Trois questions à … Valéria Emanuele, Secrétaire générale du Syndicat National des Journalistes de Radio France

    Radio France est plongée depuis quelques semaines dans une crise sociale qui gène les programmes des trois radios nationales du groupe : Les radios bleues ne fournissent plus de sons à France Inter, France Culture et France Info.
    Valeria Emanuele, Secrétaire générale du Syndicat National des Journalistes de Radio France revient sur les origines de ce mouvement social.

    média+ : Quelles sont les raisons du mouvement social qui secoue Radio France depuis quelques semaines ?

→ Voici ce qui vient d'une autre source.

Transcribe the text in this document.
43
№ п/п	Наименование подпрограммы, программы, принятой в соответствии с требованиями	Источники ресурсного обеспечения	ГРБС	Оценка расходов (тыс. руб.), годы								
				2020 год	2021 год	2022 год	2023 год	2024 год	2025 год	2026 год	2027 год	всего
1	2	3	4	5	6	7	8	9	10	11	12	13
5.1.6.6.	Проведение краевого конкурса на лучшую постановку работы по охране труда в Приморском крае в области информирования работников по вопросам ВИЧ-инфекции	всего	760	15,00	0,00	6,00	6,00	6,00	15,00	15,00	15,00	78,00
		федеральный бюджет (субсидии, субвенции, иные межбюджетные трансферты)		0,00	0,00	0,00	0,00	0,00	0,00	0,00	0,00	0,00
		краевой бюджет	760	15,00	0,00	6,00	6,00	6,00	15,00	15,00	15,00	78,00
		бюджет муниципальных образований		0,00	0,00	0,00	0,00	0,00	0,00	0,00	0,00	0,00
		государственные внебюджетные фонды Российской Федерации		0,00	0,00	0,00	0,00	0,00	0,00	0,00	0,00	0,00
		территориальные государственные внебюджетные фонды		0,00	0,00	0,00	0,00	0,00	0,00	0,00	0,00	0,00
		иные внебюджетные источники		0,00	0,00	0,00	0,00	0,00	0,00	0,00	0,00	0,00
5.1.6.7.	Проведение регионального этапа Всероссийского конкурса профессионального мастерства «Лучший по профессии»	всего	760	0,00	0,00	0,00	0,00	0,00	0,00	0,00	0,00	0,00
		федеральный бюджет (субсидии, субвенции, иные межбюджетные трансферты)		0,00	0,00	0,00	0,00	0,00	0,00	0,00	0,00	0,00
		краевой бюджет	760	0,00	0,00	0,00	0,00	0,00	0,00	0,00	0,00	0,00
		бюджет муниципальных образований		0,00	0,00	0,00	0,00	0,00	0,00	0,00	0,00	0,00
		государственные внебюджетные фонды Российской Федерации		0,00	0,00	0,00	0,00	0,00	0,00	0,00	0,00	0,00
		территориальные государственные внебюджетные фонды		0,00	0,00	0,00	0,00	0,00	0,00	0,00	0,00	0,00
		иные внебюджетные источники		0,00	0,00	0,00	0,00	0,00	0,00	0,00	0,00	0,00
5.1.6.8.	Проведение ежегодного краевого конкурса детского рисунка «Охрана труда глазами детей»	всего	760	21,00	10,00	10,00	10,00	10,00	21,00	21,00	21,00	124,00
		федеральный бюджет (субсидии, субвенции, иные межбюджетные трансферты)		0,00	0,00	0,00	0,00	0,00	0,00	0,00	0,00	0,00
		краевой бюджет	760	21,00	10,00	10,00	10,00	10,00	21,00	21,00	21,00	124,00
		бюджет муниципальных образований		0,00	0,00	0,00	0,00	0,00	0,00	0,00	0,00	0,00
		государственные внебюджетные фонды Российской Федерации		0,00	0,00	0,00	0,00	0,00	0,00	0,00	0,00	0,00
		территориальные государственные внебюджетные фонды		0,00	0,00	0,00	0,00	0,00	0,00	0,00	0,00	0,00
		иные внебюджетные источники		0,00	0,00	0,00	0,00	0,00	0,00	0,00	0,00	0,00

    Valéria Emanuele : Le 3 juin 2005, nous avons obtenu l’embauche de quarante cinq précaires en CDI, en apportant la preuve qu’il y avait une précarité abusive dans les rédactions locales de France Bleu. La précarité apporte la souplesse nécessaire en cas d’évènements à couvrir, de vacances ou de maladie. Mais, dans certaines agences, il y avait cinq CDI et, en permanence, des « précaires réguliers », pigistes ou CDD, qui travaillaient l’équivalent de trois pleins temps.
    En juin 2006, les premiers engagements ont été fait. Les nouveaux postes devaient être financés par le budget alloué à l’embauche des précaires. Ça devait être fait à budget constant, mais la direction a décidé de mettre les nouveaux postes dans des petites agences locales. Ces dernières n’ayant pas suffisamment d’argent, la direction les a fait financer par d’autres agences voisines, qui avaient toujours les mêmes nécessités de remplacement, moins de budget et pas de postes.
    D’autant plus qu’ils ont surestimé le coût d’un CDI par rapport à un CDD, alors que le CDD coûte plus cher car il faut compter avec la prime de précarité et le remboursement des frais d’hôtel et de déplacements. La direction essaye de faire des économies : au niveau des radios nationales. En province, c’est plus discret, moins exposé : « loin des yeux, loin du cœur ». Mais, les journalistes des locales sont indispensables car, sans eux, il n’y a pas de reportages à Dijon ou de sport à Rennes.

    média+ : En guise de protestation, vous avez fait une « semaine blanche » du 16 au 22 octobre. En quoi cela consiste-t-il ?

    Valéria Emanuele : Les journalistes des radios bleues sont aussi correspondants de France Inter, France Culture et France Info. Plutôt que de faire la grève, nous avons décidé de faire cette « semaine blanche » pendant laquelle, les journalistes des locales n’envoyaient plus de sons à Paris. En coupant le « robinet » aux radios nationales, on montre que les radios nationales ont besoin des radios locales.
    Or, si les radios locales disposent de deux postes au lieu de trois, les deux journalistes vont devoir faire le travail de trois. Chaque radio travaille sur un «format» particulier : France inter, les papiers font 1’30; sur France info ou France Culture, ils font 2’ et sur Radio bleu, c’est entre 1’10 et 1’20. Il faut rebâtir tout le papier, repenser l’écriture et la manière dont les sons (Ndrl : enregistrement des intervenants extérieurs) sont insérés.

    média+ : Quels ont été les résultats de cette première semaine d’action ?

    Valéria Emanuele : Radio France appelle à des négociations. Pour l’instant, tout est suspendu, rien n’est annulé : la semaine blanche prévue du 6 au 13 novembre n’aura pas lieu. La direction a fait le tour de France des radios locales pour discuter avec les rédacteurs en chef et voir s’il n’y avait pas moyen de faire des économies. Elle a fini son tour. Elle refait ses comptes. Une réunion est prévue pour la deuxième moitié du mois de novembre. On espère que la direction présentera des chiffres plus cohérents, sinon on se remobilisera. D’abord, il y aura de nouvelles semaines blanches, ensuite, ce sera la grève générale de tout le monde, et pas seulement des journalistes.